As I stand now in front of the open oven door, reaching for a pan of fresh-baked lebkuchen and bracing myself for the push, my own instinct worn down by age and the weight of my transgressions, I think of this: 

I bore our son—Albrecht’s and mine—alone in the depths of the forest. Unwed, jilted, I hid my condition and disappeared, but living in the open, food was scarce, and I found myself starving. The child was born premature and still, covered in blood and fluids, his hands and feet perfection. I was nowhere near running water, so I licked him clean. I wrapped him in my only memento of my mother—the handmade lace shawl I wore on what should have been my wedding day—and with my bare hands, dug him a grave beneath the leaves that coated the forest floor. A pungent tang rose from the bottommost layer—an odor that never left my nostrils.
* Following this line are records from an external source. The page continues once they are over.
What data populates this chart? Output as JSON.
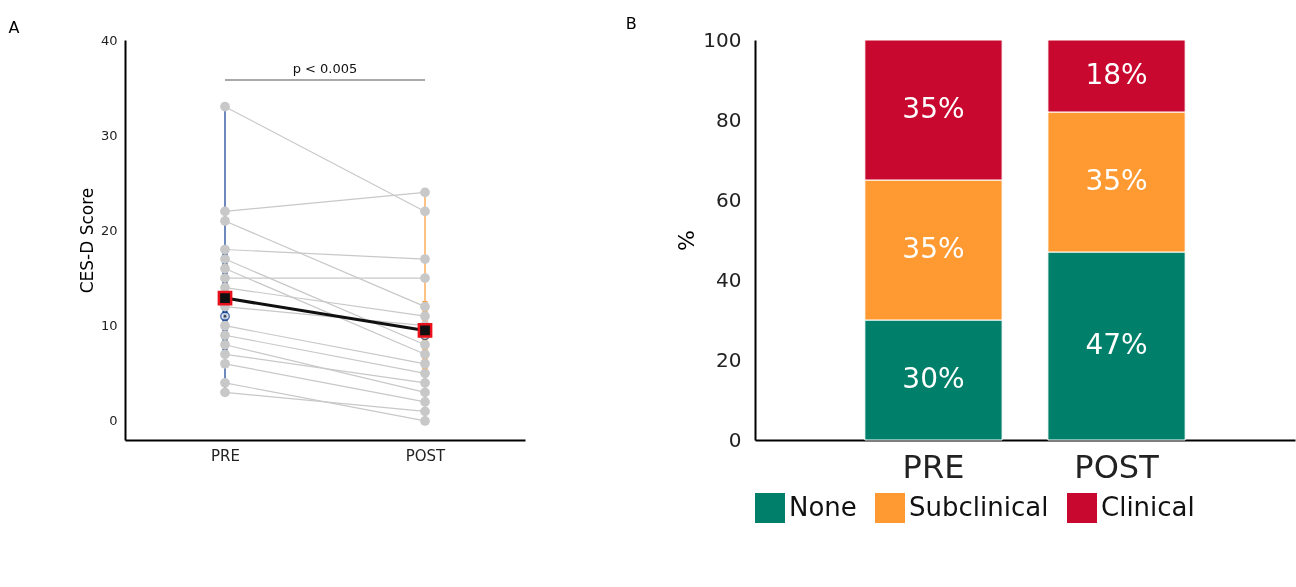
{
  "chart_data": [
    {
      "type": "box",
      "title": "A",
      "ylabel": "CES-D Score",
      "categories": [
        "PRE",
        "POST"
      ],
      "ylim": [
        -2,
        40
      ],
      "yticks": [
        0,
        10,
        20,
        30,
        40
      ],
      "grid": false,
      "annotations": [
        "p < 0.005"
      ],
      "series": [
        {
          "type": "box",
          "colors": [
            "#0d3b8e",
            "#ff9a33"
          ],
          "boxes": [
            {
              "low": 3,
              "q1": 7,
              "median": 11,
              "q3": 18,
              "high": 33
            },
            {
              "low": 0,
              "q1": 4.6,
              "median": 9,
              "q3": 12.6,
              "high": 24
            }
          ]
        },
        {
          "type": "line",
          "color": "#c8c8c8",
          "marker": "circle",
          "values": [
            33,
            22
          ]
        },
        {
          "type": "line",
          "color": "#c8c8c8",
          "marker": "circle",
          "values": [
            22,
            24
          ]
        },
        {
          "type": "line",
          "color": "#c8c8c8",
          "marker": "circle",
          "values": [
            21,
            12
          ]
        },
        {
          "type": "line",
          "color": "#c8c8c8",
          "marker": "circle",
          "values": [
            18,
            17
          ]
        },
        {
          "type": "line",
          "color": "#c8c8c8",
          "marker": "circle",
          "values": [
            17,
            8
          ]
        },
        {
          "type": "line",
          "color": "#c8c8c8",
          "marker": "circle",
          "values": [
            16,
            7
          ]
        },
        {
          "type": "line",
          "color": "#c8c8c8",
          "marker": "circle",
          "values": [
            15,
            15
          ]
        },
        {
          "type": "line",
          "color": "#c8c8c8",
          "marker": "circle",
          "values": [
            14,
            11
          ]
        },
        {
          "type": "line",
          "color": "#c8c8c8",
          "marker": "circle",
          "values": [
            12,
            10
          ]
        },
        {
          "type": "line",
          "color": "#c8c8c8",
          "marker": "circle",
          "values": [
            10,
            6
          ]
        },
        {
          "type": "line",
          "color": "#c8c8c8",
          "marker": "circle",
          "values": [
            9,
            5
          ]
        },
        {
          "type": "line",
          "color": "#c8c8c8",
          "marker": "circle",
          "values": [
            8,
            3
          ]
        },
        {
          "type": "line",
          "color": "#c8c8c8",
          "marker": "circle",
          "values": [
            7,
            4
          ]
        },
        {
          "type": "line",
          "color": "#c8c8c8",
          "marker": "circle",
          "values": [
            6,
            2
          ]
        },
        {
          "type": "line",
          "color": "#c8c8c8",
          "marker": "circle",
          "values": [
            4,
            0
          ]
        },
        {
          "type": "line",
          "color": "#c8c8c8",
          "marker": "circle",
          "values": [
            3,
            1
          ]
        },
        {
          "type": "line",
          "color": "#101010",
          "marker": "square",
          "values": [
            12.9,
            9.5
          ]
        }
      ]
    },
    {
      "type": "bar",
      "title": "B",
      "ylabel": "%",
      "categories": [
        "PRE",
        "POST"
      ],
      "stacked": true,
      "ylim": [
        0,
        100
      ],
      "yticks": [
        0,
        20,
        40,
        60,
        80,
        100
      ],
      "grid": false,
      "legend": "bottom",
      "series": [
        {
          "name": "None",
          "color": "#00806a",
          "values": [
            30,
            47
          ],
          "value_labels": [
            "30%",
            "47%"
          ]
        },
        {
          "name": "Subclinical",
          "color": "#ff9a33",
          "values": [
            35,
            35
          ],
          "value_labels": [
            "35%",
            "35%"
          ]
        },
        {
          "name": "Clinical",
          "color": "#c8082f",
          "values": [
            35,
            18
          ],
          "value_labels": [
            "35%",
            "18%"
          ]
        }
      ]
    }
  ]
}
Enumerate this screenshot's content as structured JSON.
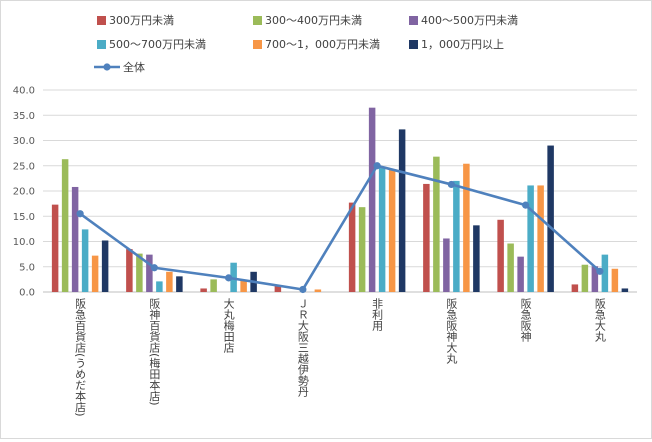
{
  "chart_data": {
    "type": "bar",
    "title": "",
    "xlabel": "",
    "ylabel": "",
    "ylim": [
      0,
      40
    ],
    "yticks": [
      "0.0",
      "5.0",
      "10.0",
      "15.0",
      "20.0",
      "25.0",
      "30.0",
      "35.0",
      "40.0"
    ],
    "grid": true,
    "legend_position": "top",
    "categories": [
      "阪急百貨店(うめだ本店)",
      "阪神百貨店(梅田本店)",
      "大丸梅田店",
      "ＪＲ大阪三越伊勢丹",
      "非利用",
      "阪急阪神大丸",
      "阪急阪神",
      "阪急大丸"
    ],
    "series": [
      {
        "name": "300万円未満",
        "color": "#c0504d",
        "values": [
          17.3,
          8.5,
          0.7,
          1.2,
          17.7,
          21.4,
          14.3,
          1.5
        ]
      },
      {
        "name": "300～400万円未満",
        "color": "#9bbb59",
        "values": [
          26.3,
          7.6,
          2.5,
          0.0,
          16.8,
          26.8,
          9.6,
          5.4
        ]
      },
      {
        "name": "400～500万円未満",
        "color": "#8064a2",
        "values": [
          20.8,
          7.4,
          0.0,
          0.0,
          36.5,
          10.6,
          7.0,
          5.1
        ]
      },
      {
        "name": "500～700万円未満",
        "color": "#4bacc6",
        "values": [
          12.4,
          2.1,
          5.8,
          0.0,
          24.8,
          22.0,
          21.1,
          7.4
        ]
      },
      {
        "name": "700～1，000万円未満",
        "color": "#f79646",
        "values": [
          7.2,
          4.0,
          2.2,
          0.5,
          24.3,
          25.4,
          21.1,
          4.6
        ]
      },
      {
        "name": "1，000万円以上",
        "color": "#1f3864",
        "values": [
          10.2,
          3.1,
          4.0,
          0.0,
          32.2,
          13.2,
          29.0,
          0.7
        ]
      }
    ],
    "line_series": {
      "name": "全体",
      "color": "#4f81bd",
      "values": [
        15.5,
        4.8,
        2.8,
        0.5,
        25.0,
        21.3,
        17.2,
        4.1
      ]
    }
  }
}
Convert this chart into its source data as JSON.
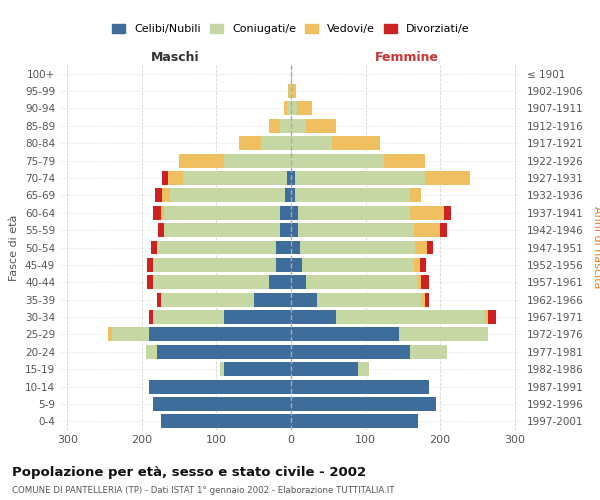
{
  "age_groups": [
    "0-4",
    "5-9",
    "10-14",
    "15-19",
    "20-24",
    "25-29",
    "30-34",
    "35-39",
    "40-44",
    "45-49",
    "50-54",
    "55-59",
    "60-64",
    "65-69",
    "70-74",
    "75-79",
    "80-84",
    "85-89",
    "90-94",
    "95-99",
    "100+"
  ],
  "birth_years": [
    "1997-2001",
    "1992-1996",
    "1987-1991",
    "1982-1986",
    "1977-1981",
    "1972-1976",
    "1967-1971",
    "1962-1966",
    "1957-1961",
    "1952-1956",
    "1947-1951",
    "1942-1946",
    "1937-1941",
    "1932-1936",
    "1927-1931",
    "1922-1926",
    "1917-1921",
    "1912-1916",
    "1907-1911",
    "1902-1906",
    "≤ 1901"
  ],
  "maschi_celibi": [
    175,
    185,
    190,
    90,
    180,
    190,
    90,
    50,
    30,
    20,
    20,
    15,
    15,
    8,
    5,
    0,
    0,
    0,
    0,
    0,
    0
  ],
  "maschi_coniugati": [
    0,
    0,
    0,
    5,
    15,
    50,
    95,
    125,
    155,
    165,
    160,
    155,
    155,
    155,
    140,
    90,
    40,
    15,
    5,
    2,
    0
  ],
  "maschi_vedovi": [
    0,
    0,
    0,
    0,
    0,
    5,
    0,
    0,
    0,
    0,
    0,
    0,
    5,
    10,
    20,
    60,
    30,
    15,
    5,
    2,
    0
  ],
  "maschi_divorziati": [
    0,
    0,
    0,
    0,
    0,
    0,
    5,
    5,
    8,
    8,
    8,
    8,
    10,
    10,
    8,
    0,
    0,
    0,
    0,
    0,
    0
  ],
  "femmine_celibi": [
    170,
    195,
    185,
    90,
    160,
    145,
    60,
    35,
    20,
    15,
    12,
    10,
    10,
    5,
    5,
    0,
    0,
    0,
    0,
    0,
    0
  ],
  "femmine_coniugati": [
    0,
    0,
    0,
    15,
    50,
    120,
    200,
    140,
    150,
    150,
    155,
    155,
    150,
    155,
    175,
    125,
    55,
    20,
    8,
    2,
    0
  ],
  "femmine_vedovi": [
    0,
    0,
    0,
    0,
    0,
    0,
    5,
    5,
    5,
    8,
    15,
    35,
    45,
    15,
    60,
    55,
    65,
    40,
    20,
    5,
    2
  ],
  "femmine_divorziati": [
    0,
    0,
    0,
    0,
    0,
    0,
    10,
    5,
    10,
    8,
    8,
    10,
    10,
    0,
    0,
    0,
    0,
    0,
    0,
    0,
    0
  ],
  "color_celibi": "#3e6d9c",
  "color_coniugati": "#c5d8a4",
  "color_vedovi": "#f0c060",
  "color_divorziati": "#cc2222",
  "title": "Popolazione per età, sesso e stato civile - 2002",
  "subtitle": "COMUNE DI PANTELLERIA (TP) - Dati ISTAT 1° gennaio 2002 - Elaborazione TUTTITALIA.IT",
  "ylabel_left": "Fasce di età",
  "ylabel_right": "Anni di nascita",
  "xlabel_left": "Maschi",
  "xlabel_right": "Femmine",
  "legend_labels": [
    "Celibi/Nubili",
    "Coniugati/e",
    "Vedovi/e",
    "Divorziati/e"
  ],
  "xlim": 310,
  "bg_color": "#ffffff",
  "grid_color": "#cccccc",
  "bar_height": 0.8
}
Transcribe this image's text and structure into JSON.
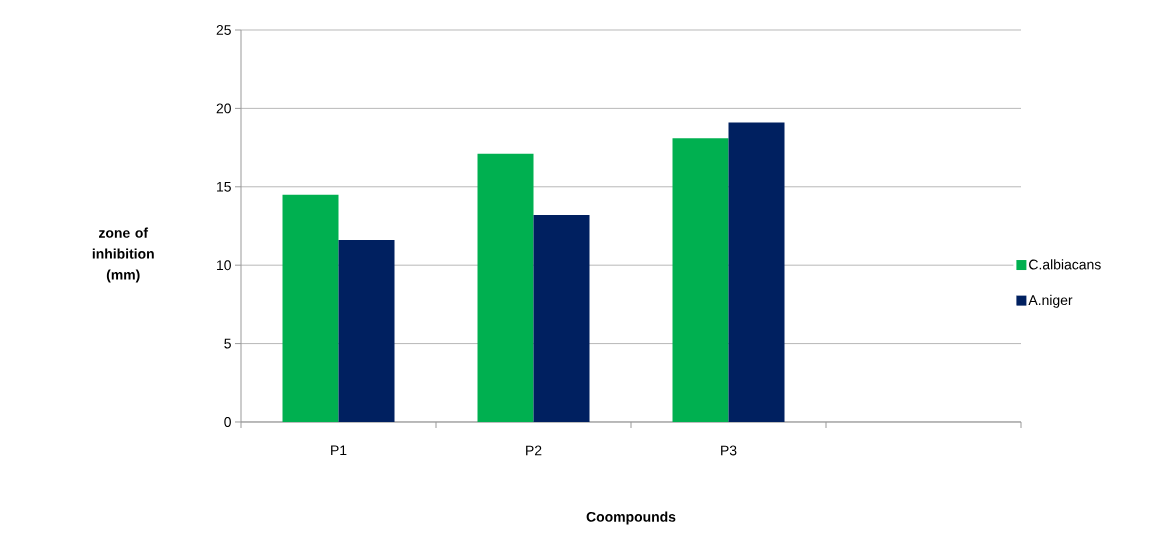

I stretched out, supine, atop the grave and crossed my filthy hands over my chest, waiting for death, but I did not die. Hunger—the inexplicable need to preserve my own wretched life—eventually drove me to my feet. I wish that I had marked the spot, so I might at least have visited his tiny bones, or that I hadn’t buried him at all, that I had eaten his flesh, which I am sure would have tasted sweeter than striezel or kekse or even basler brunsli—sweeter by far than anything else I have held upon my tongue.